Remy’s shadow disappeared around the corridor bend, his words echoing like a ghost that refused to fade.
You’ll hurt her worse than I ever did.
I turned to Zander, my heart thudding beneath the bruises I hadn’t had time to heal. His jaw was still clenched, eyes narrowed in the direction Remy had gone, but I didn’t give him time to speak.
“What was he talking about?”
Zander blinked, caught off guard. “What?”
“Remy,” I said. “What did he mean? That this can’t last?”
Zander exhaled slowly. “He thinks I have an obligation to the throne,” he said, brushing a hand through his dark hair. “He thinks that duty will always come before everything else. Including you.”
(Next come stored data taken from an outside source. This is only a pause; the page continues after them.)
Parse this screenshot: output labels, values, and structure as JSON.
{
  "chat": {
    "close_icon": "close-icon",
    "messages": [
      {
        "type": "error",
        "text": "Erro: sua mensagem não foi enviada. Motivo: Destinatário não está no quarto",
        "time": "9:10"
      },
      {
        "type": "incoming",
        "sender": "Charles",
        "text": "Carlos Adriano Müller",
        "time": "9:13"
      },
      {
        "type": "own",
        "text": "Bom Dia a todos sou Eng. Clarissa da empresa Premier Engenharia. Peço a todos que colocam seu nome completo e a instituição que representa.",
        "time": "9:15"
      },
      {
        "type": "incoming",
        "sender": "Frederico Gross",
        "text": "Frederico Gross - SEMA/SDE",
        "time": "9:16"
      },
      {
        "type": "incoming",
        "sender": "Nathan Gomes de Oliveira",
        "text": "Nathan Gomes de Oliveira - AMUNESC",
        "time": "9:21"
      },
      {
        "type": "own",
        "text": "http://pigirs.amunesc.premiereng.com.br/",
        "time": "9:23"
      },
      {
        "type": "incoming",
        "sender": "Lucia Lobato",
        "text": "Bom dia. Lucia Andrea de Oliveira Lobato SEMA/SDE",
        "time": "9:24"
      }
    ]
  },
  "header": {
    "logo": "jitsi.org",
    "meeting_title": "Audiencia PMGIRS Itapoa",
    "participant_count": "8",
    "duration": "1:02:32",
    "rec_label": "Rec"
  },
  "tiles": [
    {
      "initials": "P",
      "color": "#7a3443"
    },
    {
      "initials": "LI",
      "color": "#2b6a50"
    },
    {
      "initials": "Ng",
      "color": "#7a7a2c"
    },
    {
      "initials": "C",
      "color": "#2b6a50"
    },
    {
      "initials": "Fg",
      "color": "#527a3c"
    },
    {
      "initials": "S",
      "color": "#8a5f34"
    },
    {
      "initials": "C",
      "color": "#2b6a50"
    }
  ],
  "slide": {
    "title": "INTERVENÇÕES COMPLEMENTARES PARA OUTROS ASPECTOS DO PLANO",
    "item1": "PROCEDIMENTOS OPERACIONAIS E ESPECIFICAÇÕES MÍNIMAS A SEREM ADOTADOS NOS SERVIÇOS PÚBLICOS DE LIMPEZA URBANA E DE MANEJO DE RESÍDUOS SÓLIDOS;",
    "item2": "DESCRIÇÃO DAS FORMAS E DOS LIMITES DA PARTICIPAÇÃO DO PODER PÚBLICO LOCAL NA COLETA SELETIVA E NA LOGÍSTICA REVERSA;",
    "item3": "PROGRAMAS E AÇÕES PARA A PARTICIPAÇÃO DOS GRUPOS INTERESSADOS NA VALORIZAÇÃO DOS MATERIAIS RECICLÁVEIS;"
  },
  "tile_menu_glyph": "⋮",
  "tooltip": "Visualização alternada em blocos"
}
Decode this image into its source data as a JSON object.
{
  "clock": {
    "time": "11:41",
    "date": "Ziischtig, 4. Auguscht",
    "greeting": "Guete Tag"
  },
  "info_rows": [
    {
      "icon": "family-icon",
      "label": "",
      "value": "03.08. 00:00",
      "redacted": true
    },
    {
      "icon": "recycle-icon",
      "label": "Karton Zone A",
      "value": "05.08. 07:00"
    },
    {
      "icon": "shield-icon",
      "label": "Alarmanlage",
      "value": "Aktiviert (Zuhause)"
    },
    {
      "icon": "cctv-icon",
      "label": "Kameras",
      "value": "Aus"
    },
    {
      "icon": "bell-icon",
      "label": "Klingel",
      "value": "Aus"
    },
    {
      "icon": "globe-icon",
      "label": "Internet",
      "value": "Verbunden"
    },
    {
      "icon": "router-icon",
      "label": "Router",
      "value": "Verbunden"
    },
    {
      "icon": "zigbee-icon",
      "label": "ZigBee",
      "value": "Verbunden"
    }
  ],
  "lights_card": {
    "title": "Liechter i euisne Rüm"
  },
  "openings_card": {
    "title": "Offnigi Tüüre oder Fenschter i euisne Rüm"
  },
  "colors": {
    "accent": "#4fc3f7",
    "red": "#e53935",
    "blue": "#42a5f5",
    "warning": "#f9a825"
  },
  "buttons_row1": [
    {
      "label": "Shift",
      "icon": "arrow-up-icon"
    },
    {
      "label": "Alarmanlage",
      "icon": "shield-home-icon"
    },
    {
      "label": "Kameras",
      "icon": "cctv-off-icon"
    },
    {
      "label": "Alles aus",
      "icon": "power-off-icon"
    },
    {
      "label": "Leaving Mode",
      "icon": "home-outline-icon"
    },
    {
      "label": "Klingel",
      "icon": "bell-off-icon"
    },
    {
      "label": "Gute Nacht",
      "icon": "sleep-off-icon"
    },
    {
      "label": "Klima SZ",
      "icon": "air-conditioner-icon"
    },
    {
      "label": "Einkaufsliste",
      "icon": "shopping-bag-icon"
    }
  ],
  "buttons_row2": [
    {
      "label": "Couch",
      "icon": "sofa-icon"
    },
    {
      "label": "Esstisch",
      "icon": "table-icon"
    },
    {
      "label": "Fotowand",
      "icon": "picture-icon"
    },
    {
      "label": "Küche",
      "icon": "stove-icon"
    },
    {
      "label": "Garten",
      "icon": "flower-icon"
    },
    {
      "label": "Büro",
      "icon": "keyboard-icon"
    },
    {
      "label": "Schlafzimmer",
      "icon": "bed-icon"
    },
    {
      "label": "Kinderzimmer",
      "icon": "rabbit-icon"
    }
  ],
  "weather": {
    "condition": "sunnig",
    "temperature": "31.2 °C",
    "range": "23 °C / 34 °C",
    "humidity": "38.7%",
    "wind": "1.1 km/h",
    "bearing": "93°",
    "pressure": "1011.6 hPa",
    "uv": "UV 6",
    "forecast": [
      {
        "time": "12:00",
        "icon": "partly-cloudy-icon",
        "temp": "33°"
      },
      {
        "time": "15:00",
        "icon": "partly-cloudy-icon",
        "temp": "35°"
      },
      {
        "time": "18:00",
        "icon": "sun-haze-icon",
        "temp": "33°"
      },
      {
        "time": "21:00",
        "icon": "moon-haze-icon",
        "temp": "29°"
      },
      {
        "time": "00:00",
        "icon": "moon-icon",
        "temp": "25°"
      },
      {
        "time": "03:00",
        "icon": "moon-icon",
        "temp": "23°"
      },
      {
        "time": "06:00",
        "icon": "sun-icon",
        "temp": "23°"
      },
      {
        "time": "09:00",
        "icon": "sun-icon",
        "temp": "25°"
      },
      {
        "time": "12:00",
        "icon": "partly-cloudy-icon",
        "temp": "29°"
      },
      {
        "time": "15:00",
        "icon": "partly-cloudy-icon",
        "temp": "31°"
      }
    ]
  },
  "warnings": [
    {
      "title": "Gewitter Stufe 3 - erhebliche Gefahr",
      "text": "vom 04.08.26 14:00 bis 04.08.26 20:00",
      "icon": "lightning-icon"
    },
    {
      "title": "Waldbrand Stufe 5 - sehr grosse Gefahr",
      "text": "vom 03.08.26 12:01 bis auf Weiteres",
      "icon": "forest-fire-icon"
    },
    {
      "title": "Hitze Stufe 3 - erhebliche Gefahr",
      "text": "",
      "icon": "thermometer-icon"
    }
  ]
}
My stomach tightened, but I didn’t let it show.
“And?” I asked.
Zander stepped closer, his lavender eyes softening at the edges, the tension in his shoulders easing like he didn’t want to carry this between us. “Don’t worry about it,” he said, reaching up to touch my cheek. “I’ll work it out.”
Then he kissed me.
And for a moment, just a moment, I let him.
His lips were warm, coaxing, and there was desperation beneath it, the same fierce ache he’d poured into our first kiss. The kind that said this is mine, even if I can’t keep it.
I melted into it for a breath, two, before his words clawed back into my mind like jagged truth.
I’ll work it out.
I pulled back, my breath brushing against his lips as I stared up at him.
“What do you need to work out, Zander?”